THETA Parameter Relative Standard Error (RSE) Calculation
It is sometimes preferable to write non-linear mixed effects models with parameters in the log domain to ensure that they remain positive or to stabilize their variance. A common use case is “mu-referencing”, e.g., the expression for CL
CL = THETA(1) * EXP(ETA(1))
can be written as
MU_1 = LOG(THETA(1))
CL = EXP(MU_1+ETA(1))
In the above example, MU_1 is the natural log of the typical value of CL. Pirana allows display of this LOG(CL) value (default), or the exp(THETA) box can be checked to back-transform the estimate to original scale.

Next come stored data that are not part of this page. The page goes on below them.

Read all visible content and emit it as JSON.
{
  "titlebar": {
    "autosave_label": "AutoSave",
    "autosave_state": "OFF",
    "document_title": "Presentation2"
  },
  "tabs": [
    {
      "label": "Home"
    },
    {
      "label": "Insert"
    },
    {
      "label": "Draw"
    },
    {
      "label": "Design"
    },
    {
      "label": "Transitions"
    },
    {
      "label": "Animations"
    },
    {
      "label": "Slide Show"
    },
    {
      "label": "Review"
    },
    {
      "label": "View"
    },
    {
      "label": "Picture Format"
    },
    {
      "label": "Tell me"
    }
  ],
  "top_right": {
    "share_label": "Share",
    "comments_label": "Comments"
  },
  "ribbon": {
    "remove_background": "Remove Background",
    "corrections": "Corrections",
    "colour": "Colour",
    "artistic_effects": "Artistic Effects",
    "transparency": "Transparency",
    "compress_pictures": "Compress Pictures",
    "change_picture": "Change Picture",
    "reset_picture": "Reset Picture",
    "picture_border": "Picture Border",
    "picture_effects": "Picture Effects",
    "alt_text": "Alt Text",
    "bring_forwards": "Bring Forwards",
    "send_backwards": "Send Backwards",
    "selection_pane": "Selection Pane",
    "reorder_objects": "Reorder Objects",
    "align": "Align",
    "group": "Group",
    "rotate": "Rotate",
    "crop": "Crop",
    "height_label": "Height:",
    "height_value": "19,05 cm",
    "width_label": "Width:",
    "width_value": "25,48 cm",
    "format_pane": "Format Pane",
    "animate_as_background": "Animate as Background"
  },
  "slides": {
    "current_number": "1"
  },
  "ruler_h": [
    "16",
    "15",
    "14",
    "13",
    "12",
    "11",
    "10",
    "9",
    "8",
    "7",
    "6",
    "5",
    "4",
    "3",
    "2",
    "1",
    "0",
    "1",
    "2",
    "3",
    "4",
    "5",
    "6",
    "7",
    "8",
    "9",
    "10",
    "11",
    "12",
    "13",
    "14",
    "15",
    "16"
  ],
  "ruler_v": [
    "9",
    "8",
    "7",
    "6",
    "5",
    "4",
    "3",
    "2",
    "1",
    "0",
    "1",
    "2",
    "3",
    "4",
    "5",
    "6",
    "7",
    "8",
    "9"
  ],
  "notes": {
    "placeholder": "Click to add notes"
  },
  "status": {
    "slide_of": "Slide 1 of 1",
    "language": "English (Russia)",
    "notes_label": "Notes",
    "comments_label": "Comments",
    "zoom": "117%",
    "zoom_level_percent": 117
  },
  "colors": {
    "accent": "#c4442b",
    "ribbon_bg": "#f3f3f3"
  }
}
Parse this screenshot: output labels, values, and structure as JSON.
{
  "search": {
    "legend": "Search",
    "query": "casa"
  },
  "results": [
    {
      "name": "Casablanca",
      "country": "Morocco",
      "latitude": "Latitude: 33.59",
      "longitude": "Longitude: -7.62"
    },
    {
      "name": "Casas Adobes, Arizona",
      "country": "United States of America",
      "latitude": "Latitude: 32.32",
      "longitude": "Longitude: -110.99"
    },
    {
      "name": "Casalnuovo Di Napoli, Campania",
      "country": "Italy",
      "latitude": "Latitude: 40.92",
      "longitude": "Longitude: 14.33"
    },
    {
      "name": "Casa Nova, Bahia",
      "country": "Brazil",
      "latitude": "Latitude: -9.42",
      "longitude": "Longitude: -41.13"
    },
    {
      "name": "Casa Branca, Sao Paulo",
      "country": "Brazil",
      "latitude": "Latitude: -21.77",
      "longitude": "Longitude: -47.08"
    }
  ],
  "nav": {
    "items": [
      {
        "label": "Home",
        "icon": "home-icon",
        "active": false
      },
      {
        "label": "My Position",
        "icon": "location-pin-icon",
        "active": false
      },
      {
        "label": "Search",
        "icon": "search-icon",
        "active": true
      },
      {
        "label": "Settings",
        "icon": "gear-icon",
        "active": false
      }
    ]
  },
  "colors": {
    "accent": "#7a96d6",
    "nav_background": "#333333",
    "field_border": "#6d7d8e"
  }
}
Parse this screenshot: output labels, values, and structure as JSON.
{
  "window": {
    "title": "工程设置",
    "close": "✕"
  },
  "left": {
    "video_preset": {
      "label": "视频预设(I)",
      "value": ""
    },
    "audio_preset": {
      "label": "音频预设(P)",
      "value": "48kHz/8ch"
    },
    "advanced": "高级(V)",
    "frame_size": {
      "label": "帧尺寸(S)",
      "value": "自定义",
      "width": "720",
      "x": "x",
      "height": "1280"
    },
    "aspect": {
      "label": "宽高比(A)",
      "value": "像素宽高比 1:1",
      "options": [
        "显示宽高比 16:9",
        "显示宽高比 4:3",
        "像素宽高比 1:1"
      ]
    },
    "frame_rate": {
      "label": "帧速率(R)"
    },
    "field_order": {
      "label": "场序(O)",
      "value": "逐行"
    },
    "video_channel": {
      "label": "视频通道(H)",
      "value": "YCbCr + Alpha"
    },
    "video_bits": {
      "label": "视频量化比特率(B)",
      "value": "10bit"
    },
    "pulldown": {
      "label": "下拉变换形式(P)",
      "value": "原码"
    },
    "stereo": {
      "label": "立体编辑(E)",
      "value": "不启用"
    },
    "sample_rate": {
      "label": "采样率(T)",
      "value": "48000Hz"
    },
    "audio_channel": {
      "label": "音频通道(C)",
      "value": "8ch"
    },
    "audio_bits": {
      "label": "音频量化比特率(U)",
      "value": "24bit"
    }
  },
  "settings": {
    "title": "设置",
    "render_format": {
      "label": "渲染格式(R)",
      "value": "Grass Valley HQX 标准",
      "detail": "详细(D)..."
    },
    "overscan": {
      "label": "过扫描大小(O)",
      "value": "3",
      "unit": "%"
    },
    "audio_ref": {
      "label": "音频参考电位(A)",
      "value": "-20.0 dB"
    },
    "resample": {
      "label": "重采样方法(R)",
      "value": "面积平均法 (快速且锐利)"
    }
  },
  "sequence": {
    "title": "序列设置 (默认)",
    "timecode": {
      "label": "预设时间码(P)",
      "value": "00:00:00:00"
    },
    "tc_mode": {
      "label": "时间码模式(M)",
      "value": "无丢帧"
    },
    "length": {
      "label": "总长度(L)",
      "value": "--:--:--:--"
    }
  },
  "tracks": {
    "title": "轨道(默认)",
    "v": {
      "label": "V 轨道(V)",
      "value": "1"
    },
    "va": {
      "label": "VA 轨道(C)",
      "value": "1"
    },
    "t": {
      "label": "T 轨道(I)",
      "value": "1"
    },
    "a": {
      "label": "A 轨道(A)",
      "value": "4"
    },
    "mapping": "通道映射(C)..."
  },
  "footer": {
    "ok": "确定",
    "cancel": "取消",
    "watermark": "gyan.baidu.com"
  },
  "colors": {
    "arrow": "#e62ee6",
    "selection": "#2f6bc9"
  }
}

THETA Parameter Relative Standard Error (RSE) Calculation
Percent Relative Standard Error for THETA parameters are calculated as:
RSE(%) = (SE / Estimate) * 100
where:
SE is the standard error of the estimated parameter (THETA)
Estimate is the estimated value of the parameter (THETA)
The RSE provides a measure of the precision or relative uncertainty associated with the estimated parameter. A smaller RSE indicates a more precise estimate with less uncertainty, while a larger RSE indicates a less precise estimate with higher uncertainty. It is important to note that the calculation of the RSE assumes that the standard errors and estimates follow a normal distribution and that the estimated parameter is not near zero or negative. Additionally, the RSE should be interpreted in the context of the specific parameter being estimated and the modeling assumptions and objectives of the analysis.
Note: RSE calculation depends on a successful covariance step. RSE will not be reported if SEs are not available.